If the Pride champions in light heavy and heavyweight were to fight the champions from Ufc who do you guys think would win?

Wanderlei Silva v. Tito Ortiz - A rematch of a classic MMA war. Tito squeezed out a win in that one but I don't see it happening again. Silva is a much smarter and well rounded fighter now than he was then. I see Silva getting a sprawl on Tito and soccer kicking him in the face for a referee stoppage. This would be an awesome fight though no matter how it turned out.


Antonio Rodrigo Noguera v. Ricco Rodriguez - I think Nog would dominate this one. He just has all the skills good boxing(he out boxed Herring who is a better boxer than Ricco) and the most technically sound submissions for a heavyweight. Ricco is good but his whole game is trying to get someone down and GnP them. This plays right into Nog's game and he would submit him rather quickly probably with a triangle.
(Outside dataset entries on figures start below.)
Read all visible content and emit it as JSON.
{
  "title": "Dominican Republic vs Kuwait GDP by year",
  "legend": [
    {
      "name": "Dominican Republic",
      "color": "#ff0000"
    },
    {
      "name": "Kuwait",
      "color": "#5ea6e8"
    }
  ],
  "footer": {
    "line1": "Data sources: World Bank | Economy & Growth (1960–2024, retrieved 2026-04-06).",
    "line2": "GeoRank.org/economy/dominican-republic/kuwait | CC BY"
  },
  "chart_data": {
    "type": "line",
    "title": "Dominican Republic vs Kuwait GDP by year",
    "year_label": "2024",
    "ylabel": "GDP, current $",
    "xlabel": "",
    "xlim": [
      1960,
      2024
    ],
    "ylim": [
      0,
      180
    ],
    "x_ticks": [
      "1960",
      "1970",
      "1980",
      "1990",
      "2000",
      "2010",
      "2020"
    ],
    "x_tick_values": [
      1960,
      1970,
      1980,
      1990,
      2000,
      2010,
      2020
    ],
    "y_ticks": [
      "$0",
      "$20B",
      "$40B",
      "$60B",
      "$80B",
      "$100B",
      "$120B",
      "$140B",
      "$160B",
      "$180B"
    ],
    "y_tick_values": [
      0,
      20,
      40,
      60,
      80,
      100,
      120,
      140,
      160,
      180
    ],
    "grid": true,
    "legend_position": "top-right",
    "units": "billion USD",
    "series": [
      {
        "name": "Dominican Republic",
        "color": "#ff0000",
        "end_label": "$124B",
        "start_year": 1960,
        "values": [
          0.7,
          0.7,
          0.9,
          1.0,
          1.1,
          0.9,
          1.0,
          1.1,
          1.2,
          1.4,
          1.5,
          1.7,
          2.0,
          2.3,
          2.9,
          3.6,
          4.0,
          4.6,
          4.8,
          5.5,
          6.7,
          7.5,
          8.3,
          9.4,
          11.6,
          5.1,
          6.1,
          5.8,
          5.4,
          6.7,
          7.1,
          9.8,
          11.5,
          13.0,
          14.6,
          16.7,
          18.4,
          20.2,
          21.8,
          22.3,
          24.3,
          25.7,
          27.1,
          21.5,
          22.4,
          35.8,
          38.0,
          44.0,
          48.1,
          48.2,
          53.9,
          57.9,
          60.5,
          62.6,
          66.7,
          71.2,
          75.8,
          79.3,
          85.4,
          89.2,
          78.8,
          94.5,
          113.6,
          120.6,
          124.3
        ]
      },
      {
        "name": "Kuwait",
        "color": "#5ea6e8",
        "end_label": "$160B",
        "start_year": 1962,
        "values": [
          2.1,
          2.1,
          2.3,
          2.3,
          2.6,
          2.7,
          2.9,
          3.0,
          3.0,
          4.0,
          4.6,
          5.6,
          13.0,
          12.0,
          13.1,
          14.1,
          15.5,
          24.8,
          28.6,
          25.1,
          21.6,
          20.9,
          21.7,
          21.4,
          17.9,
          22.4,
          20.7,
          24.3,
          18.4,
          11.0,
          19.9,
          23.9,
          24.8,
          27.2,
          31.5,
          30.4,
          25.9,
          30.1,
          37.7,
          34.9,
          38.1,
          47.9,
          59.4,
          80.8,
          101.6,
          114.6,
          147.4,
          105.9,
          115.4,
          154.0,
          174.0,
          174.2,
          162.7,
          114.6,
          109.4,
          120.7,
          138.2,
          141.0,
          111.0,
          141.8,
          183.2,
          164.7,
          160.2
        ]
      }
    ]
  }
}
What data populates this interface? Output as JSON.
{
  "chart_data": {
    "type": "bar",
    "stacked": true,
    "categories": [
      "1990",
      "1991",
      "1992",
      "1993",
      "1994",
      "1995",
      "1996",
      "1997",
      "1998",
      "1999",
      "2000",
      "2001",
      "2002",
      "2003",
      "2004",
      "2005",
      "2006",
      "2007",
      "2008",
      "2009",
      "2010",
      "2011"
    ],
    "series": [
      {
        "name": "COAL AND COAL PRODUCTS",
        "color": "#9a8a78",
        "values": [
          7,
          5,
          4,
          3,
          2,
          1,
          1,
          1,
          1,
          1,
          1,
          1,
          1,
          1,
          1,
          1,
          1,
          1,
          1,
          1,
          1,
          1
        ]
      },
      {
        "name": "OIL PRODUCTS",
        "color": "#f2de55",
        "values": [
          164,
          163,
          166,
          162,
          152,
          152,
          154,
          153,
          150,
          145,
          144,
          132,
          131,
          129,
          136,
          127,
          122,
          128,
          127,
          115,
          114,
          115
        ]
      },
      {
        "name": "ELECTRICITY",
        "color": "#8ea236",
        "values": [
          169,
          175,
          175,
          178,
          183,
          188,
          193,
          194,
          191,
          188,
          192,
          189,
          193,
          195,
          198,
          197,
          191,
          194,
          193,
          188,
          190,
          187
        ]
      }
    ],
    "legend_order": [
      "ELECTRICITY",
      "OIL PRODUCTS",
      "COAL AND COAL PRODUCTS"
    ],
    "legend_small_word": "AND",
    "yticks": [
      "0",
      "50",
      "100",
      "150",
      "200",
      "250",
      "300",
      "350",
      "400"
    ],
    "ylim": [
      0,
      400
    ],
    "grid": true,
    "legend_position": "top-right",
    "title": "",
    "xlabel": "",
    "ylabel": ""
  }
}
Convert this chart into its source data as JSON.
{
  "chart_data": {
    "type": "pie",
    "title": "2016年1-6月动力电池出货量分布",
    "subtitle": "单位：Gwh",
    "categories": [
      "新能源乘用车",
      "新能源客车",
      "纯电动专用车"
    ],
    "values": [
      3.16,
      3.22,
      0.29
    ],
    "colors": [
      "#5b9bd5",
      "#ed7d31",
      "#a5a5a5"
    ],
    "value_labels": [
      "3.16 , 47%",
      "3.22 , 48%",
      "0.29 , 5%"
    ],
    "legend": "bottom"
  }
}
So what do you think? Am I full of ****or what?

:rofl:


----------



## ace (Oct 4, 2002)

Ricco Over Nog.
Tito Over Silva his size differece
Tito is much bigger & better than he was then.
:armed: 
Good Stuff


----------



## ace (Oct 4, 2002)

It should be done in the Pride Ring 
:2pistols: 
Good Stuff


----------



## J-kid (Oct 5, 2002)

They could have a hybrid match Pride Vs UFC  .  It would be great a free for all ...jk  even though it would be cool.  But really knowing the people that run those things they proble put a cage around the pride ring.  I would REALLY injoy seeing some of those fights.


----------



## JDenz (Oct 5, 2002)

Ricco loses for sure in the Pride ring.  In a cage he has got a pretty fair shot.


----------



## ace (Oct 5, 2002)

Ricco is 3 - 0 in Pride


----------



## JDenz (Oct 5, 2002)

Ya but agianst nog all the sapce he is going to have will definitly help Nog.  Usally submissions are on Ricco's side but not in this fight.


----------



## ace (Oct 12, 2002)

Ricco can avoied Submisson

He has the tools to take Nog out
He just keeps geting Better.

He trains Smart

When He new he had
The Fight with Coture,  he brought in the best Wrestlers
To train with.

He would do the same with  Jiu Jitsu.
The Machados. Jsect

He can get the take down
& Yes he could hang on the feet
:snipe2: 
:shock: 
:snipe2: 
:shock: :boxing:


----------



## JDenz (Oct 19, 2002)

I would have to say that we will never see this anytime soon.  I would watch to see how Barnett does against Nog to get a true judge on how good the ufc fighters are compared to the Pride guys.


----------